The program was, and is again, open to parents with legal status in the United States Following the reopening of the program, the Biden administration expanded it: it is now available to child guardians and parents and guardians who are in the immigration system with pending applications, including whether asylum and U-visa.

Selvin qualified to sponsor Samael because he has Temporary protected status, which provides lasting legal status to citizens of certain countries who have experienced crises such as war or natural disaster.

The family applied to the International Institute of Los Angeles, a local refugee aid agency. Things looked up – back then, four years ago, the Trump administration canceled the program. Samuel’s case was frozen.

In the intervening years, some families in the program despaired and still sent their children to the United States, said Lilian Alba, vice president of immigrant and refugee services with the International Institute of Los Angeles.


Young unaccompanied migrants watch television inside a crawl space at the Donna Department of Homeland Security facility in Texas’ Rio Grande Valley in March.

((Photo by Dario Lopez-Mills / POOL / AFP))

“Some told us that the children were either detained or that they had already arrived as unaccompanied minors because they could not afford to wait,” she said. “They could not risk having their children in their home countries anymore.”

And for some families, if children did not leave, the worst happened.

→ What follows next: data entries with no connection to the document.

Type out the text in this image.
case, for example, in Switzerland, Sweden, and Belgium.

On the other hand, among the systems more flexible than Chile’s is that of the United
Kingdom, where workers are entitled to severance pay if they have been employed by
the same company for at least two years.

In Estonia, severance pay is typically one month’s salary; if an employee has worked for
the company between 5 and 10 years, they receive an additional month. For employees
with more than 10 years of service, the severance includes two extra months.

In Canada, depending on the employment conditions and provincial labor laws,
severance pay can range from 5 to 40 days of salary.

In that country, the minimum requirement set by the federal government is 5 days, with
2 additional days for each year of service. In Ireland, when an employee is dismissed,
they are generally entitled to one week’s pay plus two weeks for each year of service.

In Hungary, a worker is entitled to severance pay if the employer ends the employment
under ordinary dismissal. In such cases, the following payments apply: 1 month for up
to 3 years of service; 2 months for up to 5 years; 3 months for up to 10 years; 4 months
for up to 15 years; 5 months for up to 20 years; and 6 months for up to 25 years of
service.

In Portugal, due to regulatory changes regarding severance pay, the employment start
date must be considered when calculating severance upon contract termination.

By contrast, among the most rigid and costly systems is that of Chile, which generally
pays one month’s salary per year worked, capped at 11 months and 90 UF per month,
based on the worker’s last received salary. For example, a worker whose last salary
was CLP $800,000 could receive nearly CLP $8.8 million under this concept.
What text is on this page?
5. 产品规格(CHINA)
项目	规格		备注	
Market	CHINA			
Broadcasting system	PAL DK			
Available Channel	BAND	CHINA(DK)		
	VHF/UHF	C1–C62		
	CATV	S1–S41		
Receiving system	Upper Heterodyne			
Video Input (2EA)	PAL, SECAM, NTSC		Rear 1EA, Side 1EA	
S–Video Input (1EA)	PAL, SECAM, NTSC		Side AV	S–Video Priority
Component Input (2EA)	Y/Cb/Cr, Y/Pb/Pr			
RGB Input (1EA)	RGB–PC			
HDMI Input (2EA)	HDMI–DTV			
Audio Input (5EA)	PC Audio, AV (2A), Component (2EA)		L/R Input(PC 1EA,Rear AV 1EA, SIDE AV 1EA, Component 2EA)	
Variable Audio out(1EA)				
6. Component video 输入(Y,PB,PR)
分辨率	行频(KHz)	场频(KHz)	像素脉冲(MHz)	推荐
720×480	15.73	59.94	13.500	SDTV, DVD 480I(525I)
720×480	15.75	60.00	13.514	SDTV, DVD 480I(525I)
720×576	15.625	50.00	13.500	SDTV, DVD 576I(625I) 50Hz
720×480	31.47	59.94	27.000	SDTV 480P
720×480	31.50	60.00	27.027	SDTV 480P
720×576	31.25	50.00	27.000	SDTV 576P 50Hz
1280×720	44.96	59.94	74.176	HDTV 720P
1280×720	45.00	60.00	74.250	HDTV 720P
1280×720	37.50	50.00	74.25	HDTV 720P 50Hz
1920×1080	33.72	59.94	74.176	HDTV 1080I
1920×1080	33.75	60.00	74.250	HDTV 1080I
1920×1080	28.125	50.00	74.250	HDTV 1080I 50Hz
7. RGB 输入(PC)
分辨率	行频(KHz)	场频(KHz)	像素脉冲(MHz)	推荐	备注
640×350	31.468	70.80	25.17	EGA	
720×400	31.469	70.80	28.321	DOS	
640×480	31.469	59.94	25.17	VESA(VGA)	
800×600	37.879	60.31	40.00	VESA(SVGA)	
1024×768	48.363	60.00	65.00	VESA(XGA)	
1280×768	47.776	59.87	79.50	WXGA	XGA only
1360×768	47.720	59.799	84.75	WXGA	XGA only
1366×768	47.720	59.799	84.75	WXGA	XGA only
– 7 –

“We also heard from a couple of parents who sadly lost their children,” Alba said. “The children were killed by gangs. So it was extremely heartbreaking. ”

Tens of thousands are eligible

Samael and his family set out to hope for the best. Meanwhile, he started college, paid for long distance by his parents.

Then, in the spring – when Samael was finishing his education – the Biden administration announced that it was reopening the CAM and that young people whose cases had been closed would not be shut out.

Since the CAM was reinstated in March, the federal government has reopened about 1,400 of the approximately 3,000 cases previously closed, according to the U.S. State Department.

The government began taking new applications last month; families must apply through a refugee resettlement agency. The State Department could not say how many new applications it has received so far, but “we know well that tens of thousands of people are eligible,” a spokesman said in a statement.

Organizations working with the Central American community are trying to get the word out that CAM is back, and refer people to resettlement agencies that can help them.

Salvador Sanabria, who heads the Central American immigrant aid group El Rescate in LA, has received some inquiries.

“The forced migration, it does not stop with this program,” he said. “But it does give some parents or guardians living in the United States an alternative to the dangers, the risks of illegal migration.”

‘The happiest man in the world’

As Samael and his family waited in a park last week for Steffany to finish basketball training, Samael put his arm around his father, who was crying happy tears.

“I can not explain in words the feelings I have,” Selvin said stopped. “I am now the happiest man in the world.”

A family of a mother, father and two young adult sons poses for a photograph in a park.

Samael, far right, a recent afternoon in the park with his father Selvin (left), his younger brother Jonathan (top center) and his mother Marisol (bottom center).

(Leslie Berestein Rojas



Now for Samael, it goes on to teaching English and getting his work permit. He is eager to take his newly earned university degree in electrical engineering into use.

He will also be busy trying all the meals his family plans for him. So far, Jonathan has taken him out for tacos, teriyaki and In-N-Out burgers.

“He doesn’t like sushi,” Jonathan said as his brother agreed, shaking his head. “So I want him to try high-end Italian.”

For Samael, it does not matter what they eat. He said in the months before he left, he was living alone with a family friend, and his dinner party often consisted of YouTube videos and a cat.

“Now I sit down at the table with them and enjoy their company,” he said. “I am very happy.”

What questions do you have about immigration and new communities in LA?